The embarrassment seems to have arisen after Francis Maude, the member for Horsham, and Henry Smith, MP for neighbouring Crawley, got together to sponsor a campaign for an acute hospital to be built in the Pease Pottage area of Sussex. The campaign registered and made use of a domain — c4pph.org (NSFW) — which certainly appears at one time to have been a perfectly respectable site campaigning on this issue.

However, as an official spokeswoman for Francis Maude told us last night: “The campaign … no longer owns or operates the c4pph.org web address and hasn’t done so since last year. We understand the domain name is now under new ownership with no connection to the campaign.”

Nostalgia for the Dreadnought era?

Filed under: China, Economics, Germany, History, WW1 — Tags: — Nicholas @ 09:03

Ambrose Evans-Pritchard finds the parallels between the rise of Imperial Germany in the years leading up to the first world war and attitudes toward China today:

And we all learned how the Kaiser overplayed his hand. That much was obvious.

Yet it is difficult to pin-point exactly when the normal pattern of great power jostling began to metamorphose into something more dangerous, leading to two rival, entrenched, and heavily armed alliance structures unable or unwilling to avert the drift towards conflict. The Long Peace died by a thousand cuts, a snub here, a Dreadnought there, the race for oil.

[. . .]

Is China now where Germany was in 1900? Possibly. There are certainly hints of menace from some quarters in Beijing. Defence minister Liang Guanglie said over New Year that China’s armed forces are “pushing forward preparations for military conflict in every strategic direction”.

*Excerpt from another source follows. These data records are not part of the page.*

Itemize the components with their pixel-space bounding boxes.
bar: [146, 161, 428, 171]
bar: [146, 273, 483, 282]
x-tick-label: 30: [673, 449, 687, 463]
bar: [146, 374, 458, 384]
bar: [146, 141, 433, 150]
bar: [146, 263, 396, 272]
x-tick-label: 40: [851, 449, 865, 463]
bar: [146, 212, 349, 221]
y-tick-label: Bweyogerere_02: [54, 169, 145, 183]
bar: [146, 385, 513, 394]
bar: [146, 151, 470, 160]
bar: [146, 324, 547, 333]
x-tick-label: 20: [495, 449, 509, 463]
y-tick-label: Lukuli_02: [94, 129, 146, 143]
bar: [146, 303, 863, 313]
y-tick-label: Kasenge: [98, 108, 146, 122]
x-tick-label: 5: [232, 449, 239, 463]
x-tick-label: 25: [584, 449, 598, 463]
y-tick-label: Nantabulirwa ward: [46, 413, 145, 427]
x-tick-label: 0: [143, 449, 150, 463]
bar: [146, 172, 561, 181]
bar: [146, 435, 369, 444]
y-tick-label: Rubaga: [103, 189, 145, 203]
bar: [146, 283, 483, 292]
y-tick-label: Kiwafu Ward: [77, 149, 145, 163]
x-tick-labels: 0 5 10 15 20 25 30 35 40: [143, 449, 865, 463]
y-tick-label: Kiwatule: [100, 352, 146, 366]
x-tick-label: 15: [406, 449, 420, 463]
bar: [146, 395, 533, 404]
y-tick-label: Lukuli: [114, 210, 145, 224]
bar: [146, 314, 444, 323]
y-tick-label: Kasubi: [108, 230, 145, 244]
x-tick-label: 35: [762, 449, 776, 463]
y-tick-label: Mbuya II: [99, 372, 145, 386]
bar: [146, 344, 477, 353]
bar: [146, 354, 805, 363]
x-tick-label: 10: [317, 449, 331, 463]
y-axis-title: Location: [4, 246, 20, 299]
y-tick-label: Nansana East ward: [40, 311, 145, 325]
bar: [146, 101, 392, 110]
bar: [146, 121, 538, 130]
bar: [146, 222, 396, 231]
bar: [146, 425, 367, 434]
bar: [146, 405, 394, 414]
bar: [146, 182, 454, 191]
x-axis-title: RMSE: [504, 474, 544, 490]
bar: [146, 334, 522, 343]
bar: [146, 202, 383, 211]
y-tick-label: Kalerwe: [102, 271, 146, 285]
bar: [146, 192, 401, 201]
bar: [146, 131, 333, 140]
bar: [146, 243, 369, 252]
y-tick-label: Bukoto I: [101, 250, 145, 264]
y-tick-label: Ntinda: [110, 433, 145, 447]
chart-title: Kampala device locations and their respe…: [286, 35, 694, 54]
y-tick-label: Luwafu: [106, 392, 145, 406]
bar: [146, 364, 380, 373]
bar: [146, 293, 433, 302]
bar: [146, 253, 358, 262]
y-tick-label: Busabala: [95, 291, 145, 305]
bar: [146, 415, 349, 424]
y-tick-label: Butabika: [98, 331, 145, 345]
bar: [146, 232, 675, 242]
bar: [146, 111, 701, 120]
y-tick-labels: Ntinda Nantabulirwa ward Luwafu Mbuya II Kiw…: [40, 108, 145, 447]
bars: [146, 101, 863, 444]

Professor Huang Jing from Singapore’s Lee Kwan Yew School and a former adviser to China’s Army, said Beijing is losing its grip on the colonels.

“The young officers are taking control of strategy and it is like young officers in Japan in the 1930s. This is very dangerous. They are on a collision course with a US-dominated system,” he said.

The problem with drawing parallels from history is that it’s never as neat and clean-cut as you’d expect. First, China is supposed to be like Kaiser Wilhelm’s Germany, then more like Japan after WW1. I have to say I’m not totally following this line of thought. But, getting back to today’s situation:

There is a new edge to Chinese naval policy in the South China Sea, causing Japan, Vietnam, Indonesia, and the Philippines to cleave closer to the US alliance. Has Beijing studied how German naval ambitions upset the careful diplomatic legacy of Bismarck and pushed an ambivalent Britain towards the Entente, even to the point of accepting alliance with Tsarist autocracy?

Factions in Beijing appear to think that China will win a trade war if Washington ever imposes sanctions to counter Chinese mercantilism. That is a fatal misjudgement. The lesson of Smoot-Hawley and the 1930s is that surplus states suffer crippling depressions when the guillotine comes down on free trade; while deficit states can muddle through, reviving their industries behind barriers. Demand is the most precious commodity of all in a world of excess supply.

H/T to Jon, my former virtual landlord, for the link.